The intricate nature of lupus mouse models reflects the varied mechanisms underlying systemic lupus erythematosus (SLE). Mutations in the STING gene have been linked to human autoinflammatory diseases and interferonopathies15,18. While SLE patients may exhibit abnormalities in type I IFN signaling, it is essential to note that not all conditions characterized by interferonopathies manifest as SLE. Notably, the targeted STING inhibitor ISD017 has shown effectiveness in reducing glomerulonephritis in Fcgr2b-deficient mice, as well as diminishing ISG responses in peripheral blood mononuclear cells (PBMC) from SLE patients25. This evidence underscores the potential role of intrinsic STING function in the pathogenesis of human SLE.
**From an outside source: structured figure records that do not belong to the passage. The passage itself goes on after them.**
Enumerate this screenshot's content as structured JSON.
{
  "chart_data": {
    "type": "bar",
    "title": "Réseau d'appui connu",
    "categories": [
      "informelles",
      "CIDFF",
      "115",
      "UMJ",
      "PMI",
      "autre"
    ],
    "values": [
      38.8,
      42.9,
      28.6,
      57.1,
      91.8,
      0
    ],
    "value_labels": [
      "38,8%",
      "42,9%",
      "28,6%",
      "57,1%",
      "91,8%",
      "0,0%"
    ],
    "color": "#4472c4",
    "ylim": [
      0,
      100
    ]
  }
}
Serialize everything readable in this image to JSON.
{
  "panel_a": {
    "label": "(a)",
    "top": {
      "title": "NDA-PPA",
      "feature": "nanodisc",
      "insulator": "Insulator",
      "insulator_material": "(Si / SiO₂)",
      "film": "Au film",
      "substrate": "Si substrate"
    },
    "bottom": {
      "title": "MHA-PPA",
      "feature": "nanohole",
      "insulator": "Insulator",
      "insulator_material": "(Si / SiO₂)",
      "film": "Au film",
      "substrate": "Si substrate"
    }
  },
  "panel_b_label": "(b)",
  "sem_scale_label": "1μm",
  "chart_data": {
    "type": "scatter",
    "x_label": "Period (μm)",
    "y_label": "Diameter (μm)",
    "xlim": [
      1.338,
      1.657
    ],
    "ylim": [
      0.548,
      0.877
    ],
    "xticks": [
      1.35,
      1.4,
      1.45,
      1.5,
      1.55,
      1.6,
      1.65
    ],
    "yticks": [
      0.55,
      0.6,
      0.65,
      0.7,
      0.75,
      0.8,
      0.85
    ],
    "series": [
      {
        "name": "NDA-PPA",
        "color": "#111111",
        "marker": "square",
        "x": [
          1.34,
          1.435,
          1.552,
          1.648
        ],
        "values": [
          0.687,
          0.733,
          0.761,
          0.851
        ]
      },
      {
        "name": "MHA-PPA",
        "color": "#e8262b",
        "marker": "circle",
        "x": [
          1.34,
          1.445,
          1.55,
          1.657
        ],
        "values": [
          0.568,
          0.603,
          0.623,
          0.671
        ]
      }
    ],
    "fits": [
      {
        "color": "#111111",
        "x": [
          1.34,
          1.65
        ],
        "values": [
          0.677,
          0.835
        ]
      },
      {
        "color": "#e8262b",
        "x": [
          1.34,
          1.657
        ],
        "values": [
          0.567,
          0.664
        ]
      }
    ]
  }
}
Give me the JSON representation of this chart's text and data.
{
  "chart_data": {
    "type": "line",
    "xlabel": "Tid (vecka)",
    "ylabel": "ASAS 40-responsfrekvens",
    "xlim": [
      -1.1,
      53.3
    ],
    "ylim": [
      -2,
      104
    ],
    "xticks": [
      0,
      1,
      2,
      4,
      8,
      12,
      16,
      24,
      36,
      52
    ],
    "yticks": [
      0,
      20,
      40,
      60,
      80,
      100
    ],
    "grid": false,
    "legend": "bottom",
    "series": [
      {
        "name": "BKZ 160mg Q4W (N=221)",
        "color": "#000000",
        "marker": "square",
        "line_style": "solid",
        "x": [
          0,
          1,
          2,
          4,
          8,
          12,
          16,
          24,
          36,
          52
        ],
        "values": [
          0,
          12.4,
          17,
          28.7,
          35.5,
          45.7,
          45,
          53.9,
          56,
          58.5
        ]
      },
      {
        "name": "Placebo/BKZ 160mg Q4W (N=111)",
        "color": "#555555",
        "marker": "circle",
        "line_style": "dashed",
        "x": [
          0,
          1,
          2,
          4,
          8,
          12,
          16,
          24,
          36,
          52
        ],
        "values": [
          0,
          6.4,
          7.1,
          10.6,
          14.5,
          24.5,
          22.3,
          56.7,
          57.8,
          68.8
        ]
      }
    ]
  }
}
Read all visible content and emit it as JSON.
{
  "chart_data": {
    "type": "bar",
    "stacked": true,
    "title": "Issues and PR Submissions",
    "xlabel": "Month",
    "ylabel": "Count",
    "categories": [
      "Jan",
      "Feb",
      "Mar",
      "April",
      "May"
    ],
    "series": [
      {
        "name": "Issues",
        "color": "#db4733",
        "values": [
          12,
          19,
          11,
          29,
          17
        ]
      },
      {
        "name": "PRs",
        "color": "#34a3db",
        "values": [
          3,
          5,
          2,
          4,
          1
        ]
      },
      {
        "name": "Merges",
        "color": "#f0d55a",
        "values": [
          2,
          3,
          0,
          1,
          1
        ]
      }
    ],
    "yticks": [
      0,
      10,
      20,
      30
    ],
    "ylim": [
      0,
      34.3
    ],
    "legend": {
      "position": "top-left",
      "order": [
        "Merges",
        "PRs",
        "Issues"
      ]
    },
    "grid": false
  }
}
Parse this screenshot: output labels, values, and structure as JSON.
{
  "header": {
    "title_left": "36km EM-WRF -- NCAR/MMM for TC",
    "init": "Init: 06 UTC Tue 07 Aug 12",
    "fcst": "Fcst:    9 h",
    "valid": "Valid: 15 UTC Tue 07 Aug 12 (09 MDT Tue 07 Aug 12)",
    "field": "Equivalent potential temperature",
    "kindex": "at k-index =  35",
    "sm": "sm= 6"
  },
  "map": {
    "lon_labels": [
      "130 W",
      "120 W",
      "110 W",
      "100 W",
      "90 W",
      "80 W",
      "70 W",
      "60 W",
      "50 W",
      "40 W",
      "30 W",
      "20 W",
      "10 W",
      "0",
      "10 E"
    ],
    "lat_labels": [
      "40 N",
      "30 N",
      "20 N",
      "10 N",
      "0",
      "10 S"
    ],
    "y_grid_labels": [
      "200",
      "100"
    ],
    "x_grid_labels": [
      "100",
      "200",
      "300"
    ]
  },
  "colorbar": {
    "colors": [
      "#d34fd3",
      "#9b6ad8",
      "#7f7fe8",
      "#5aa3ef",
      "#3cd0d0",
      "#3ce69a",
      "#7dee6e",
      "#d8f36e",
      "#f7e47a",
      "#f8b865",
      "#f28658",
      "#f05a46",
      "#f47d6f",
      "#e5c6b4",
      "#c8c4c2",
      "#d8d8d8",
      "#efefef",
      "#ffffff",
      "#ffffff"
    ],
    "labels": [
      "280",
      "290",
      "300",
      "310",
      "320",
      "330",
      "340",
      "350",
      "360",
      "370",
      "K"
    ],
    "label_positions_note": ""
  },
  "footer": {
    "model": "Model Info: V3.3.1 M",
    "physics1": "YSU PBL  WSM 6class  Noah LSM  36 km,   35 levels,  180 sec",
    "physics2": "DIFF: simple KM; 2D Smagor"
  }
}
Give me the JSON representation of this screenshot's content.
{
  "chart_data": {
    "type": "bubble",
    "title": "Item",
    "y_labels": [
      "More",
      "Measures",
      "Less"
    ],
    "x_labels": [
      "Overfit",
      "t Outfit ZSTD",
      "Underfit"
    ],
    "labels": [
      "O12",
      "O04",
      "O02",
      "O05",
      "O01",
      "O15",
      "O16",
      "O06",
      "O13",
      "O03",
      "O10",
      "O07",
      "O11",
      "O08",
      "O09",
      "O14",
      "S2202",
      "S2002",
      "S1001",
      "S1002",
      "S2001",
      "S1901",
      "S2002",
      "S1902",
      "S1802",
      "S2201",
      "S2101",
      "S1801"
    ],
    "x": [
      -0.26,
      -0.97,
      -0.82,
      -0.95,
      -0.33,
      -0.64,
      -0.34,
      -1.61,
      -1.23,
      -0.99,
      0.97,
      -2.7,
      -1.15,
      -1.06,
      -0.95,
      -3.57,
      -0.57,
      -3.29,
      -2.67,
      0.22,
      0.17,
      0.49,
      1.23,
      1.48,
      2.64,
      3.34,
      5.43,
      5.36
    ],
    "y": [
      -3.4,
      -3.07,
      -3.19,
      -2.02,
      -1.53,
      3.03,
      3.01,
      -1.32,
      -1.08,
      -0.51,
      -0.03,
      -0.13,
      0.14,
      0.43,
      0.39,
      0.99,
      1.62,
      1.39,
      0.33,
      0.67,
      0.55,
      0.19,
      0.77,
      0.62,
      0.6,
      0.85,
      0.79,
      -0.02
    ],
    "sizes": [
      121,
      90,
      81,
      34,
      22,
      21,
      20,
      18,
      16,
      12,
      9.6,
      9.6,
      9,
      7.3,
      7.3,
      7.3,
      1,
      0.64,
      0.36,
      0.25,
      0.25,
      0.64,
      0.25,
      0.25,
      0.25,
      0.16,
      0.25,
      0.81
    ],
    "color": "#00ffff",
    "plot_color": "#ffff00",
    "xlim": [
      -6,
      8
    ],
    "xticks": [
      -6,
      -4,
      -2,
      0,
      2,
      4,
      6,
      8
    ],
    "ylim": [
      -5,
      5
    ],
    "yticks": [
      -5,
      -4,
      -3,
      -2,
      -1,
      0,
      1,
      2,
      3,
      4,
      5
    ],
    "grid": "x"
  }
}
Our research indicates that targeting STING-mediated signaling could be a promising intervention approach. While specific mouse models displayed lackluster outcomes in STING inhibition for lupus treatment, these variations could stem from the genetic backgrounds of the mice and the intrinsic processes driving type I IFN production. Given the intricate interplay between STING and other molecular adaptors, strategies to inhibit STING in systemic lupus erythematosus (SLE) treatment must be meticulously crafted to optimize efficacy and minimize adverse effects.